Many kids will find this intrusive as will many adults. I however, as a concerned hope to be a parent someday I find it essential. What am I talking about? SafeSocial by AOL is what has me grinning ear to ear. There are some real shady characters out in cyberland and whats worse is outside of cyberland is the real world. The creeps you try to protect your family from just might be your next door neighbors.

What does SafeSocial do? SafeSocial makes keeping your child’s online experience a safe one without you having to stand over them like a guard in a prison. With your children’s permission you will be able to monitor their friends, their behavior and conversations. A summary of their online activity will be sent to parents for each child listed.


What child in their right mind would agree to something like this? For a parent the conversation might go something like this. If you want a Facebook account you have to agree to allow us to monitor your activity via SafeSocial. If the child wants a Facebook account they will agree to it.

On the SafeSocial.com website they spell out why their service is an important one. Do you wonder whether your children are safe on social networking sites such as Facebook, Twitter, or MySpace? Are you curious who their online friends are, or if they’re talking about sex, drugs, or violence? AOL SafeSocial can help address these worries while giving your children the independence to explore social networking at an age-appropriate level. With AOL SafeSocial, you get a complete view of your child’s online social networking activities: sites where your child has accounts, who your child is friends with, and what content your child is posting online and what’s being posted about them. We also let you know when you need to get involved, be it an inappropriate photograph that has been uploaded on your child’s account or an online “friend” who may not be trustworthy.
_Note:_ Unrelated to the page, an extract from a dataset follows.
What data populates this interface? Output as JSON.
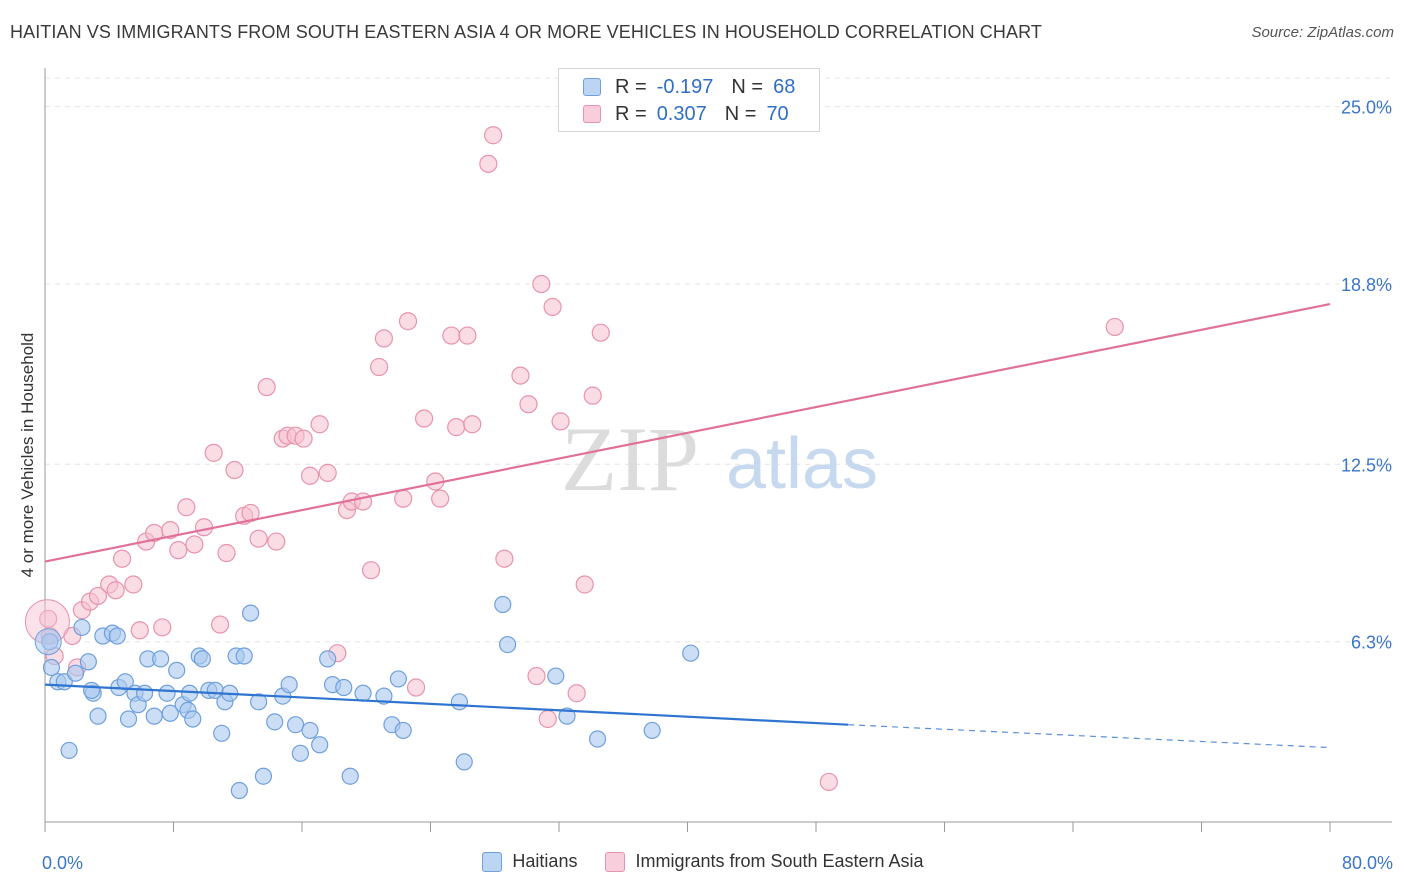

Internet privacy policy’s designed to make website users safe also inhibits and prohibits a parent from enforcing household rules. If my child sneaks off to a friend’s house and sets up a MySpace or Facebook account, by law I cannot get either site to close the account. If my child orders pornographic material like Penthouse or Sweet Action, I can write a letter to the publisher, tell them my child ordered the magazine, that they are under 18 and they had no right to send it to a minor. They would apologize and remove the charges from the account and then close it.

This is the message from Facebook:

We appreciate your concern for your child’s use of our website, but unfortunately we cannot give you access to the account or take any action on the account at your request. We are generally forbidden by privacy laws against giving unauthorized access to someone who is not an account holder. Please note that all users ages 13 and older are considered authorized account holders and are included in the scope of this policy.

We encourage parents to exercise any discretion they can on their own computers and in overseeing their kids’ internet use. If you are a parent, you might also consider using software tools on your own computer in order to do so. Please do a search for computer-based Internet control technology on your preferred search engine to discover options that you may wish to pursue.

Please also talk to your kids, educate them about internet safety, and ask them to use our extensive privacy settings.

Something needs to be done to help good parents be good parents. If a parent tells their child they are unable to have a certain account whether it be with Blogger, MySpace, Club Penguin or iCarly, they should be able to enforce their house rules. Something needs to be done but until then there is SafeSocial. Weigh in with your thoughts, especially any teenagers reading this.